# What does the coefficients A, B, C, and D to the graph y=D \pm A \cos(B(x \pm C))?

Dec 6, 2014

The general form of the cosine function can be written as

$y = A \cdot \cos \left(B x \pm C\right) \pm D$, where

$| A |$ - amplitude;
$B$ - cycles from $0$ to $2 \pi$ -> $p e r i o d = \frac{2 \pi}{B}$;
$C$ - horizontal shift (known as phase shift when $B$ = 1);
$D$ - vertical shift (displacement);

$A$ affects the graph's amplitude, or half the distance betwen the maximum and minimum values of the function. this means that increasing $A$ will vertically stretch the graph, while decreasing $A$ will vertically shrink the graph.

$B$ affects the function's period. SInce the cosine's period is $\frac{2 \pi}{B}$, a value of $0 < B < 1$ will cause the period to be greater than $2 \pi$, which will stretch the graph horizontally.
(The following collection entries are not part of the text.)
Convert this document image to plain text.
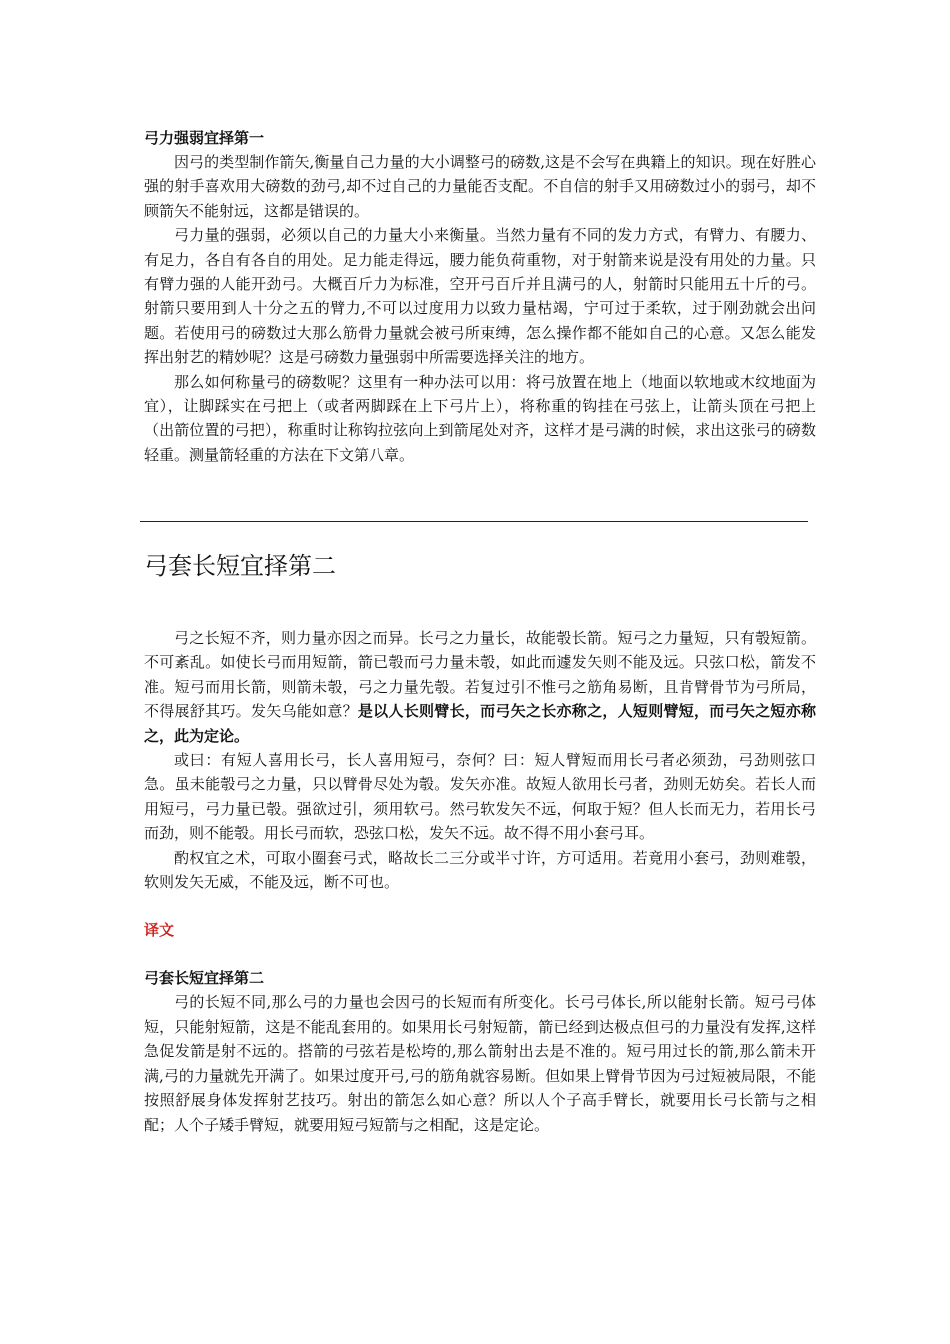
弓力强弱宜择第一

因弓的类型制作箭矢,衡量自己力量的大小调整弓的磅数,这是不会写在典籍上的知识。现在好胜心强的射手喜欢用大磅数的劲弓,却不过自己的力量能否支配。不自信的射手又用磅数过小的弱弓，却不顾箭矢不能射远，这都是错误的。

弓力量的强弱，必须以自己的力量大小来衡量。当然力量有不同的发力方式，有臂力、有腰力、有足力，各自有各自的用处。足力能走得远，腰力能负荷重物，对于射箭来说是没有用处的力量。只有臂力强的人能开劲弓。大概百斤力为标准，空开弓百斤并且满弓的人，射箭时只能用五十斤的弓。射箭只要用到人十分之五的臂力,不可以过度用力以致力量枯竭，宁可过于柔软，过于刚劲就会出问题。若使用弓的磅数过大那么筋骨力量就会被弓所束缚，怎么操作都不能如自己的心意。又怎么能发挥出射艺的精妙呢？这是弓磅数力量强弱中所需要选择关注的地方。

那么如何称量弓的磅数呢？这里有一种办法可以用：将弓放置在地上（地面以软地或木纹地面为宜），让脚踩实在弓把上（或者两脚踩在上下弓片上），将称重的钩挂在弓弦上，让箭头顶在弓把上（出箭位置的弓把），称重时让称钩拉弦向上到箭尾处对齐，这样才是弓满的时候，求出这张弓的磅数轻重。测量箭轻重的方法在下文第八章。

弓套长短宜择第二

弓之长短不齐，则力量亦因之而异。长弓之力量长，故能彀长箭。短弓之力量短，只有彀短箭。不可紊乱。如使长弓而用短箭，箭已彀而弓力量未彀，如此而遽发矢则不能及远。只弦口松，箭发不准。短弓而用长箭，则箭未彀，弓之力量先彀。若复过引不惟弓之筋角易断，且肯臂骨节为弓所局，不得展舒其巧。发矢乌能如意？是以人长则臂长，而弓矢之长亦称之，人短则臂短，而弓矢之短亦称之，此为定论。

或曰：有短人喜用长弓，长人喜用短弓，奈何？曰：短人臂短而用长弓者必须劲，弓劲则弦口急。虽未能彀弓之力量，只以臂骨尽处为彀。发矢亦准。故短人欲用长弓者，劲则无妨矣。若长人而用短弓，弓力量已彀。强欲过引，须用软弓。然弓软发矢不远，何取于短？但人长而无力，若用长弓而劲，则不能彀。用长弓而软，恐弦口松，发矢不远。故不得不用小套弓耳。

酌权宜之术，可取小圈套弓式，略故长二三分或半寸许，方可适用。若竟用小套弓，劲则难彀，软则发矢无威，不能及远，断不可也。

译文

弓套长短宜择第二

弓的长短不同,那么弓的力量也会因弓的长短而有所变化。长弓弓体长,所以能射长箭。短弓弓体短，只能射短箭，这是不能乱套用的。如果用长弓射短箭，箭已经到达极点但弓的力量没有发挥,这样急促发箭是射不远的。搭箭的弓弦若是松垮的,那么箭射出去是不准的。短弓用过长的箭,那么箭未开满,弓的力量就先开满了。如果过度开弓,弓的筋角就容易断。但如果上臂骨节因为弓过短被局限，不能按照舒展身体发挥射艺技巧。射出的箭怎么如心意？所以人个子高手臂长，就要用长弓长箭与之相配；人个子矮手臂短，就要用短弓短箭与之相配，这是定论。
If $B$ is greater than $1$. the period will be less than $2 \pi$, so the graph will shrink horizontally. A good example of these is

http://www.regentsprep.org/regents/math/algtrig/att7/sinusoidal.htm

Vertical and horizontal shifts, $D$ and $C$, are pretty straightforward, these values only affecting the graph's vertical and horizontal positions, not its shape.